Some of these are new releases, some are classics, some are Christian books, some aren’t, but here’s my list of favorite reads this year.
1. Superbloom: How Technologies of Connection Tear Us Apart by Nicholas Carr
This was a new release and the first book I read this year, and it still sits atop my list of favorites for 2025. In it, Nicholas Carr, author of The Shallows, offers a history of communication technology. And he shows how the assumption that more communication/connection/information would lead to more unity has proven to be precisely backwards.
It’s not a Christian book, and you’ll have to wade through some particularly obnoxious political takes here and there, but this is a useful read for anyone who wants to think more deeply about how we got to where we are as a culture and the part technology has played in the present downgrade.
2. Divine Providence: A Classic Work for Modern Readers by Stephen Charnock
Charnock is one of my favorite Puritans, and this updated version made the language a bit easier to follow. I read this one devotionally over the course of a year. It’s a wonderful meditation on God’s sovereign care for His people. It will strengthen your faith and stir your heart to trust Him more.
3. The Whole Christ by Sinclair Ferguson
This one has been sitting on my shelf for years, mostly because the subtitle, Legalism, Antinomianism, & Gospel Assurance—Why the Marrow Controversy Still Matters, makes it sound extremely boring.
But as I was teaching a class on the basics of the Christian faith this Fall, I wanted to sharpen my thinking on the place of the Law in the Christian life, and I was told this was a good one to read on that subject. Ferguson did not disappoint.
It is a little dense in parts, but it was a delightful read that really refreshed my appreciation and wonder at God’s grace in the gospel of Jesus Christ, even as it helped more deeply root my understanding of the function of God’s Law for New Covenant believers.

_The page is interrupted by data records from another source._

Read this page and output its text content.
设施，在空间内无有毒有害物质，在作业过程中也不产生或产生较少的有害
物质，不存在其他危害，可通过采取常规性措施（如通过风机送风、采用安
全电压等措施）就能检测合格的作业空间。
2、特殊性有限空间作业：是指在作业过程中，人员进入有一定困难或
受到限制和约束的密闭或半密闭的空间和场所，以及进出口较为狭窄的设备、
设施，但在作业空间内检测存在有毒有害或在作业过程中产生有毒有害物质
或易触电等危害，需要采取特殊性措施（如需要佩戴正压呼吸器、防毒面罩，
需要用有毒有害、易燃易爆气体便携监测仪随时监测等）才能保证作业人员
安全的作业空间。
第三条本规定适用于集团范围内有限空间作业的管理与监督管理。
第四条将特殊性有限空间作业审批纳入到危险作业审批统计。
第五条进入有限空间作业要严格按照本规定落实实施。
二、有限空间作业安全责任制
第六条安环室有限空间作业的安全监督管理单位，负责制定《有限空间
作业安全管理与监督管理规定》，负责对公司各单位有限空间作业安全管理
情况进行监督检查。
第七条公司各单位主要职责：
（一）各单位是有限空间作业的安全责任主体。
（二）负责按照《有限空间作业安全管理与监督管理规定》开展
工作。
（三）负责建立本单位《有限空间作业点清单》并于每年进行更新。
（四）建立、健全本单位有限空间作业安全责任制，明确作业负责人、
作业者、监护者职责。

4. Little Women Louisa May Alcott
I mostly read non-fiction during my morning routine and breaks. But bedtime is for fiction. Most nights for the past 14 years, I’ve read aloud to my wife each night before we go to bed. It’s just become part of our nighttime routine. And, for the couple of years, we’ve been on a classics kick.

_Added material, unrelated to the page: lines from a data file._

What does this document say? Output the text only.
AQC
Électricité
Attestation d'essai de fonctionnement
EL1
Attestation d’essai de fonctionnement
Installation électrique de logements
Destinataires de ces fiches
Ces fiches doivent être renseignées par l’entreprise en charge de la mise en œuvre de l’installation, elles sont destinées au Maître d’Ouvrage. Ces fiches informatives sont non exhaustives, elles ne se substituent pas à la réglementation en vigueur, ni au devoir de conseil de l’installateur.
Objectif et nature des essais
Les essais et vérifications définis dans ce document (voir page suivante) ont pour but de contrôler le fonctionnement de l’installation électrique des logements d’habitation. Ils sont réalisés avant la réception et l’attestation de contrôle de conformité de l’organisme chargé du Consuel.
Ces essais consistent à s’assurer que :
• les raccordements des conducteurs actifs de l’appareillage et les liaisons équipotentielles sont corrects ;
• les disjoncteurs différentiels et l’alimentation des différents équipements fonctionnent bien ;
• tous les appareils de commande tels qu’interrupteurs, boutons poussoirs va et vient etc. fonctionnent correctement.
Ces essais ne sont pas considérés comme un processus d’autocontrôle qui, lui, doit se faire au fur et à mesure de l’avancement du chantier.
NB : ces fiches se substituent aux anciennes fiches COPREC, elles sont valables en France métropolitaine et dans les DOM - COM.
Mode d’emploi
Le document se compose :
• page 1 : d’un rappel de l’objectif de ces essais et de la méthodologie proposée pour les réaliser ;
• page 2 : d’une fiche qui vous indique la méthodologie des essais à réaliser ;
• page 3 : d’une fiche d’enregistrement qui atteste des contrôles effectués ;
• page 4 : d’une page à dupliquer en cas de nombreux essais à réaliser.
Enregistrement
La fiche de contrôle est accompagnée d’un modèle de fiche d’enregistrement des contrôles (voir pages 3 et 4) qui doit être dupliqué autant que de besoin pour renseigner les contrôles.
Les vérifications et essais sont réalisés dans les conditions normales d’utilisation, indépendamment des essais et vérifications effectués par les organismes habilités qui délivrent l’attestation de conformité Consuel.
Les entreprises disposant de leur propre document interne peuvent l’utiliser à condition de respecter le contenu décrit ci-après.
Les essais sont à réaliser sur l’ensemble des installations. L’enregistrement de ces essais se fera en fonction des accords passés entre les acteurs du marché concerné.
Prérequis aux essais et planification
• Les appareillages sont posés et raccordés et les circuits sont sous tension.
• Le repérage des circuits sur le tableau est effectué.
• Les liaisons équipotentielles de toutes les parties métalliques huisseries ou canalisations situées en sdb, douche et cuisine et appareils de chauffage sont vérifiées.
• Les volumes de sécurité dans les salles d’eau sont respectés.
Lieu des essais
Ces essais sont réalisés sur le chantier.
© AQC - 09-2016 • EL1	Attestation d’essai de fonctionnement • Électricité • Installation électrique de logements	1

We read several great works this year, including heavy-hitters like Crime & Punishment (which took up most of the year). It took some persuading on my wife’s part, but she finally got me to read Little Women. And, guys? This book is a classic for a reason. It’s such a precious celebration of the highs and lows of raising godly children, and the precious treasure that family is. So, fellas, don’t be scared off by the title. It’s girlie, but not that girlie.
5. Against the Machine: On the Unmaking of Humanity by Paul Kingsnorth
The only reason this one doesn’t sit in a higher position on this list is that I’m not quite finished with the book. It may end up displacing Superbloom in my best “books for luddites” category. It’s been a fascinating read. I love books that cause me to look at the world from a new perspective, and Against the Machine does just that.
Similar in theme to Superbloom, Kingsnorth turns a critical eye to culture and technology. But for a topic that easily devolves into partisan politics, he comes from a perspective that is hard to pigeonhole into the usual categories of left and right.
He is an Orthodox Christian, former environmentalist, and Wendell-Berry-esque curmudgeon. In the book, Kingsnorth shows how so many of the forces at work today destroying our world, values, and meaning are really just the appendages of a larger worldview which he terms “the Machine.”
What I most enjoy about this book, however, is that Against the Machine does something most modern critiques of our techno-culture shy away from—he suggests we actually do something about it by rejecting the Machine’s strings-attached promise of total freedom and instead embracing our limits.